A child visiting the CALM clinic is profiled by grading the severity of symptoms from a number of dimensions using standardised tests. For example these dimensions include working memory, attentional control, short-term memory, phonological skills, the ability to inhibit and control responses, to initiate, plan, organise and set goals, inattention, hyperactivity, aggression, conduct problems, emotional symptoms, peer relations, prosocial behaviour, as well as aspects of communication (speech, syntax, semantics, coherence, initiation, use of context and non-verbal communication). This information can be fed back to the referrer and can then be used to help guide the support that the child receives. In parallel to this we are building a large and rich dataset. A dimensional approach is better able to capture the complexities that a categorical approach may miss. Of course, this approach is not without its challenges also. How does one define a dimension? What statistical approaches ought we to use? And what kind of scores would warrant some form of intervention?

Despite these challenges, we think that the dimensional approach will provide a way of capturing the rich complexities of these data.

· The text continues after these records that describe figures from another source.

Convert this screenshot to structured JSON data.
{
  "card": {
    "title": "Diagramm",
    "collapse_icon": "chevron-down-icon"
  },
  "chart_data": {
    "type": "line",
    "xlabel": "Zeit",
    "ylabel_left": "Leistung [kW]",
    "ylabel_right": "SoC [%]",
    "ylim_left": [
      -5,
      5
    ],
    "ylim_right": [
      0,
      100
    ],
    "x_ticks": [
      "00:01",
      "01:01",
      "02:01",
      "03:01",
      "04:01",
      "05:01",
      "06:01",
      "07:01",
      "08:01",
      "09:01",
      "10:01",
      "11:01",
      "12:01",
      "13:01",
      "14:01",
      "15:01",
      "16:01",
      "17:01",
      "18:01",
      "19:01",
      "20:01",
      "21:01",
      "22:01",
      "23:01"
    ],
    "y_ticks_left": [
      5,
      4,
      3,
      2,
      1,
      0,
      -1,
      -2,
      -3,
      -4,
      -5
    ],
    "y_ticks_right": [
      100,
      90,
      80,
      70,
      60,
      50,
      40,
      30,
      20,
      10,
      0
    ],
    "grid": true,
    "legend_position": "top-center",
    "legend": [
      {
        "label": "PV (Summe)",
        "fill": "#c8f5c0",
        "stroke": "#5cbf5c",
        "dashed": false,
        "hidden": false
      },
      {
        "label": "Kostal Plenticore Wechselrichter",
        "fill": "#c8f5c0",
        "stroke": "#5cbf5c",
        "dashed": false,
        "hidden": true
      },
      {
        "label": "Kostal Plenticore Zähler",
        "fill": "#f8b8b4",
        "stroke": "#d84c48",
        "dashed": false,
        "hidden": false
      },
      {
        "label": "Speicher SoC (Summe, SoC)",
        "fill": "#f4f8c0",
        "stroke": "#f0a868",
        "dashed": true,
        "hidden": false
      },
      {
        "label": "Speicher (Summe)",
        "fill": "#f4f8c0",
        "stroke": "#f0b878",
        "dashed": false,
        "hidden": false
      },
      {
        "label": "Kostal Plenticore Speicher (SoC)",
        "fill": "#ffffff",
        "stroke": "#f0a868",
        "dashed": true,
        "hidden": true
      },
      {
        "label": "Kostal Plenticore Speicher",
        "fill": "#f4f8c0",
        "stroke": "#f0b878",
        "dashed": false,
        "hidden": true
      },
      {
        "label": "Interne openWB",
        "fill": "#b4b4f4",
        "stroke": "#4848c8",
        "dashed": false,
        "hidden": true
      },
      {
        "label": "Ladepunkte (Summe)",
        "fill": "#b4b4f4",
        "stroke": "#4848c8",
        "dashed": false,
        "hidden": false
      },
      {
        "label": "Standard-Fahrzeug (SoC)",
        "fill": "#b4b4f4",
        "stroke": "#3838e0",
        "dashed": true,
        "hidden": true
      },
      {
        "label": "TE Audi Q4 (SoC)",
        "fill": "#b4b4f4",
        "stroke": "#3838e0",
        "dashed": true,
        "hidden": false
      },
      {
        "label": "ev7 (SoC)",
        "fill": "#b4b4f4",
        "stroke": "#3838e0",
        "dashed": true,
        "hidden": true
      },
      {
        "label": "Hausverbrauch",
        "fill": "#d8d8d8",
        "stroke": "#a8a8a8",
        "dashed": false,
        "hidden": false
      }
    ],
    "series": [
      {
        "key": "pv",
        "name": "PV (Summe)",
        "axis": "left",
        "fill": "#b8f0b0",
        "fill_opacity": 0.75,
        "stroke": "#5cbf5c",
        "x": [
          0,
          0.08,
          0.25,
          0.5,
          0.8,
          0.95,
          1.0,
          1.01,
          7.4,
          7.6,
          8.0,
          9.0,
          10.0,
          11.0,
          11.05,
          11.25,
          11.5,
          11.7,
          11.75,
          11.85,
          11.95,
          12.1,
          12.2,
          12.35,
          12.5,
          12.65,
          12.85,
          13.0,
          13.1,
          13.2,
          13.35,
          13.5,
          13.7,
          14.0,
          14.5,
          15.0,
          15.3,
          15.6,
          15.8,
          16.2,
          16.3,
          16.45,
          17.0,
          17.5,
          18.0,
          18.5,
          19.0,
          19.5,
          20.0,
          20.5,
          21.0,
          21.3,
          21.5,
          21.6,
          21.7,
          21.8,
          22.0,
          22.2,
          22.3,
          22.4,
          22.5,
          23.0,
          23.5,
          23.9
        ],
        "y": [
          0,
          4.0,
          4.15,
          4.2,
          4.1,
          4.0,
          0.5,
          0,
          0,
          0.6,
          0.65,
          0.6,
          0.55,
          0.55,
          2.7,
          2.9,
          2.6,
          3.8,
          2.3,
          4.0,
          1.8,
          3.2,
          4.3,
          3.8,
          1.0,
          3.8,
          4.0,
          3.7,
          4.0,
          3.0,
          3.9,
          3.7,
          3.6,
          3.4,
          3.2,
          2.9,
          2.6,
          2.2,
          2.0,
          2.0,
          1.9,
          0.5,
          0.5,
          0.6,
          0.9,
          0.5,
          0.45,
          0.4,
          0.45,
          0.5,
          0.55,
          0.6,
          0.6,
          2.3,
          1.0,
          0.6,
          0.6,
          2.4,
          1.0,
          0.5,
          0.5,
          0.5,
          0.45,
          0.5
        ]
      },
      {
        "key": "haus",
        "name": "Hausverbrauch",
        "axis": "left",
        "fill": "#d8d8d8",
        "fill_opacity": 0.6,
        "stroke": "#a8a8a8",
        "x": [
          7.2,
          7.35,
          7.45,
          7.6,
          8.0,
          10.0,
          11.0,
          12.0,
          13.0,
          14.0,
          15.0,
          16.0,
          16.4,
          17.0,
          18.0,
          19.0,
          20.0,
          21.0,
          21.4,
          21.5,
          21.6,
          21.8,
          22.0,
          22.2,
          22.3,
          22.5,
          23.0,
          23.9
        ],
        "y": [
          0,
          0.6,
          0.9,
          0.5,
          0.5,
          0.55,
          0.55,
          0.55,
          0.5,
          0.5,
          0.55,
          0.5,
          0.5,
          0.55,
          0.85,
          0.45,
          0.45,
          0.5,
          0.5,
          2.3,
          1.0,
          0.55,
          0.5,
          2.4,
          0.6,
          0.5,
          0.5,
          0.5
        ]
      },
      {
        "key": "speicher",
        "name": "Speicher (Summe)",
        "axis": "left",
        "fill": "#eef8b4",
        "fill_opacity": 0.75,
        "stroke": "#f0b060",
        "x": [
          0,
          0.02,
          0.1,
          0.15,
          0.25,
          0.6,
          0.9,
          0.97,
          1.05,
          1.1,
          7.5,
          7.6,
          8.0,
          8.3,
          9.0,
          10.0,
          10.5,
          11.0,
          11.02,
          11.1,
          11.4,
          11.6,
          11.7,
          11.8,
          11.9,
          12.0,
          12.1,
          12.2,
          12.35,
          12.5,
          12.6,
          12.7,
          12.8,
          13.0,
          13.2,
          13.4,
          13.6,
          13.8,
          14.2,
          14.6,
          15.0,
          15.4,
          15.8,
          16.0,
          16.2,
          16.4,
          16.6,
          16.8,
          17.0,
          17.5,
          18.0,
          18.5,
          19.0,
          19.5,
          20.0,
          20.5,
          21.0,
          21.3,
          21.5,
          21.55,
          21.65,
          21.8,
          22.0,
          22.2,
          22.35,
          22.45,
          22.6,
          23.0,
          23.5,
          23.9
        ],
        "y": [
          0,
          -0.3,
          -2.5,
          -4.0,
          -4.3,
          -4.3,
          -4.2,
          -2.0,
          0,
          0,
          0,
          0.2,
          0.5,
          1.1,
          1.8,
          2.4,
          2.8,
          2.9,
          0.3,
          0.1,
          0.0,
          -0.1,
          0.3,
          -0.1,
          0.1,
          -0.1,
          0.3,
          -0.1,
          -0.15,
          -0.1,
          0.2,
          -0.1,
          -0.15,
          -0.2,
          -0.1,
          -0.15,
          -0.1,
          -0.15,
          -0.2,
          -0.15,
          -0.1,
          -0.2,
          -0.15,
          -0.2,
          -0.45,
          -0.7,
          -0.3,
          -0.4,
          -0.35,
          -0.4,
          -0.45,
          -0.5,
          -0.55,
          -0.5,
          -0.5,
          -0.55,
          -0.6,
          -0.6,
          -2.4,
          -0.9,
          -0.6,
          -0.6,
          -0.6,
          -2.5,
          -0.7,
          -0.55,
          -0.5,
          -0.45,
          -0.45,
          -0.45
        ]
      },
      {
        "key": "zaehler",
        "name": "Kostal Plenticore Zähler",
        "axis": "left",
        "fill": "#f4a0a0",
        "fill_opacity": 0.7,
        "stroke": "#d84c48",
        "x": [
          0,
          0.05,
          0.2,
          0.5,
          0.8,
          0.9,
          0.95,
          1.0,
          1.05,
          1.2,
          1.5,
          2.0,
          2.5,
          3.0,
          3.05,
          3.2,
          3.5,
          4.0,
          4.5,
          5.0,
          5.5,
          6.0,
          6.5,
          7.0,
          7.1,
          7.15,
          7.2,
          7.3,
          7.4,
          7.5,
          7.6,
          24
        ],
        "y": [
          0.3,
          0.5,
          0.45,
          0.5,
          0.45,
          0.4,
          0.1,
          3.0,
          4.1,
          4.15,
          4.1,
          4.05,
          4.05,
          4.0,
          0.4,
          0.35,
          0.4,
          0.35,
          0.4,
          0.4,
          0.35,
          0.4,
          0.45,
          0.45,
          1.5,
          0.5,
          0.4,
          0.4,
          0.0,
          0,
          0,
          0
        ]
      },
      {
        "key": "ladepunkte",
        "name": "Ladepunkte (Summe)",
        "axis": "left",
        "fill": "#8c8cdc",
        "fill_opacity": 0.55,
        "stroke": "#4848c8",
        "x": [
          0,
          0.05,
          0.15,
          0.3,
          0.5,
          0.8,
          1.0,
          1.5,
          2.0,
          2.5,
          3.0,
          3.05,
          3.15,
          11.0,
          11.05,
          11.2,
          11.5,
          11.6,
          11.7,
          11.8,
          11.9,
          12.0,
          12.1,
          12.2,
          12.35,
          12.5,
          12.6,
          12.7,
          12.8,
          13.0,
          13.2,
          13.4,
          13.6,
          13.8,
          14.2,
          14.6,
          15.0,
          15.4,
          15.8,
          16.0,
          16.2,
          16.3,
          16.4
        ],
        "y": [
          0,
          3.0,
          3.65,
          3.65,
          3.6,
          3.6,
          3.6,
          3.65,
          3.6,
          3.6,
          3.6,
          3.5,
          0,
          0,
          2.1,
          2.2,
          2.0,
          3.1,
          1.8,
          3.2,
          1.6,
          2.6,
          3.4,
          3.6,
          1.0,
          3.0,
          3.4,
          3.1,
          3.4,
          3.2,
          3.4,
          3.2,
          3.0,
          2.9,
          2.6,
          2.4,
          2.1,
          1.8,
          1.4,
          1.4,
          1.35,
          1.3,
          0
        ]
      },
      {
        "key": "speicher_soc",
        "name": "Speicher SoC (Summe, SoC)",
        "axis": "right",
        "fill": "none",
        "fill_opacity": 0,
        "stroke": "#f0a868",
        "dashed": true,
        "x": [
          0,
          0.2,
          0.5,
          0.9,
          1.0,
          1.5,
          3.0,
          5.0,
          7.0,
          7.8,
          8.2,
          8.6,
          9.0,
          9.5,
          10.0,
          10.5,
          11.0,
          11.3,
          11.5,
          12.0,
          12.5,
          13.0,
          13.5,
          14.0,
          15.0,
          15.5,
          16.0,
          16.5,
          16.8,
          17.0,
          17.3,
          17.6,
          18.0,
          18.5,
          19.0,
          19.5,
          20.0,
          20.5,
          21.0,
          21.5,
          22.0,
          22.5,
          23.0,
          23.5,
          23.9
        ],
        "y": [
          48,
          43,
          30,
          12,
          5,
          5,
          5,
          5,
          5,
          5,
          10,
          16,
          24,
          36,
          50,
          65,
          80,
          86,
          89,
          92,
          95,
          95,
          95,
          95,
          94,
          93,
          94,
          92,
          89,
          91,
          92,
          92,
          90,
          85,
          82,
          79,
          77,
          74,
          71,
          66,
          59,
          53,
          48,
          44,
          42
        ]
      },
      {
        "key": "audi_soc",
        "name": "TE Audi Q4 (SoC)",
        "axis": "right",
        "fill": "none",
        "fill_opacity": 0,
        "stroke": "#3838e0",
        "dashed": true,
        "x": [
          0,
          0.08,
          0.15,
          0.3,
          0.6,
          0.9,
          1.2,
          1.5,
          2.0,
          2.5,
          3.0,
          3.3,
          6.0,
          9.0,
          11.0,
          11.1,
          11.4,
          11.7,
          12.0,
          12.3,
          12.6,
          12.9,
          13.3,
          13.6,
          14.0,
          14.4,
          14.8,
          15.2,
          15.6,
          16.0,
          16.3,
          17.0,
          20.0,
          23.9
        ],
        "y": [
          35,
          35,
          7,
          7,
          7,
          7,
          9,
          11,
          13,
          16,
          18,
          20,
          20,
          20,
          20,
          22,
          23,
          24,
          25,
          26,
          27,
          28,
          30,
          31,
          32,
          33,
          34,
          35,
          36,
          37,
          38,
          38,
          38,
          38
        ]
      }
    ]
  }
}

Whilst other disciplines may strongly favour an approach with rigid categorical boundaries, this approach is not always appropriate for studying developmental disorders. Whilst strict case-control studies can be valuable, reliance on these designs alone can provide a biased and unrealistic view of the children with problems of learning.

References

Gelder M, Harrison P, Cowen P. Classification and diagnosis. In: Shorter oxford textbook of psychiatry. 5 th ed. Oxford: Oxford University Press; 2006. p. 21-34.

Helzer, J. E., Kraemer, H. C., & Krueger, R. F. (2006). The feasibility and need for dimensional psychiatric diagnoses. Psychological Medicine(36), 1671–1680. http://psych.colorado.edu/~willcutt/pdfs/Helzer_2006.pdf

Kendell RE. Five criteria for an improved taxonomy of mental. In: Helzer JE, Hudziak J, editors. Defining psychopathology in the 21 st century: DSM-V and beyond. Washington DC: American Psychiatric Publishing; 2002. p. 3-18.